Definitions not only direct strategies for knowledge acquisition; they are also rich with implications and connotations. As I mentioned, families of addicts (as well as some proportion of addicts themselves) welcome the disease definition because it seems to absolve addicts of blame. Indeed, NIDA has consistently promoted the disease definition as a boon to addicts who have historically been depicted as morally deficient. If they have a disease, their addictive behaviors are not their fault and they should not be stigmatized. Everyone knows that shame, alienation and punishment aggravate the need for relief, which often amounts to further drug use. So, it’s important to ask whether the disease label has successfully reduced stigmatization.

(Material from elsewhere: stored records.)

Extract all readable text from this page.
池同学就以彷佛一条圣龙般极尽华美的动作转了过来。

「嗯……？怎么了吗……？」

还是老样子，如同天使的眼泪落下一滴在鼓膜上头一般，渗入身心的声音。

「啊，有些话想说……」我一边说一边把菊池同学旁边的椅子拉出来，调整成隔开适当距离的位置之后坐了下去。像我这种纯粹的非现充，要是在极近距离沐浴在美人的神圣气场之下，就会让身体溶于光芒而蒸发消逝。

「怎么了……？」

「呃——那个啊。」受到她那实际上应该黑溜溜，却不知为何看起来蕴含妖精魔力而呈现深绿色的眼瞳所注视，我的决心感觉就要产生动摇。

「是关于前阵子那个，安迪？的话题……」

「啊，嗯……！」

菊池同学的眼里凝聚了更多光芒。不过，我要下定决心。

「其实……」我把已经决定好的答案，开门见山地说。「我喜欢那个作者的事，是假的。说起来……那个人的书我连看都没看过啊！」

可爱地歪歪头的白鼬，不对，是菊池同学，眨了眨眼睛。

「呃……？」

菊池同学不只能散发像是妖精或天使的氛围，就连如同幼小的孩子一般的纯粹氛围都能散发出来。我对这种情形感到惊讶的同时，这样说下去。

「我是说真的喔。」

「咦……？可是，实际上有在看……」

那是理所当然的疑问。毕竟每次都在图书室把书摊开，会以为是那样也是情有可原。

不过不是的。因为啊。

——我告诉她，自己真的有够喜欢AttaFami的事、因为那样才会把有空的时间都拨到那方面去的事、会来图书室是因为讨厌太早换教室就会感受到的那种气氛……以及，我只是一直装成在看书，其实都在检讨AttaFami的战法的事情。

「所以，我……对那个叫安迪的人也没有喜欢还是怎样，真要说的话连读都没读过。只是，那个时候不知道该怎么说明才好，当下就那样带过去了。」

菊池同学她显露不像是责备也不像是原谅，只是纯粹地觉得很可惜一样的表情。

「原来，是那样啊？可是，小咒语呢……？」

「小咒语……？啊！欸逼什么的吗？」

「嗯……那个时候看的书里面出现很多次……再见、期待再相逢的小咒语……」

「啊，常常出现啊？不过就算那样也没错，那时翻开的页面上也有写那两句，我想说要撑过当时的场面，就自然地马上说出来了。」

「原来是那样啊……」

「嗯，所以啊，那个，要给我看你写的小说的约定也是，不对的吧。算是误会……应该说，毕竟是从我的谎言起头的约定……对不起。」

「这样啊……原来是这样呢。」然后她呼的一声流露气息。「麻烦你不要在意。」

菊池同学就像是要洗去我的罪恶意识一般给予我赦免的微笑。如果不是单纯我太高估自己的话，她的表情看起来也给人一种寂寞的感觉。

In fact, the disease definition replaces one kind of stigmatization for another. The antipsychiatry movement has long argued that the language of “mental illness” hurts more than helps those with emotional problems, because it fuels discrimination and alienation. If addiction is a disease, then addicts are, by definition, mentally ill. And indeed, scholars of addiction point out that the disease definition promotes a divide between “us” and “them.” In contrast, a more humanistic way of conceptualizing addiction highlights connection with others as a crucial component of recovery.
So, the “disease” stigma can be lethal. In fact, the moral stigma of addiction can be reversed by abstinence or at least controlled use, which shows you have overcome your problem one way or another. The stigma of having had the disease of addiction implies that you are not to be trusted, now or ever. Unfortunately, this ethos still justifies the way governmental benefits, medical benefits and employment opportunities are often withheld from anyone who has ever been labeled an addict.
Viewing addiction as pathology has other, more direct detriments. If you feel that your addiction results from an underlying pathology, as implied by the brain disease model, and if that pathology is chronic, as highlighted by both NIDA and the 12-step movement, then you are less likely to believe that you will ever be free of it or that recovery can result from your own efforts. This characterization of addiction flies in the face of research indicating that a great majority of those addicted to any substance or behavior do in fact recover, and most of those who recover do so without professional care.
It also counters many addicts’ perception that, once they have outgrown their addiction, they are free of it, and they no longer have to identify themselves as “in recovery” or, in more conventional medical terms, temporarily in remission. As concluded by a recent meta-analysis, “biogenetic explanations for psychological problems induce prognostic pessimism and negative stereotyping regarding dangerousness.” In other words, both addicts’ own faith in their recovery and the confidence of those around them are hampered by the disease definition.
It is important to recognize that drug dependence is a medical matter, as emphasized by Maia Szalavitz in Scientific American and elsewhere. But most addictions do not induce drug dependence, while many prescribed medications do. Thus, withdrawal from (or maintenance on) antidepressants, beta blockers and opiates requires medical attention. Quitting cocaine, meth, porn, gambling, and overeating does not.
If we stop confusing addiction with pathology, then we can focus much more clearly on the specific needs of specific individuals. That seems a huge advantage over dumping everyone in a basket that fits almost no one.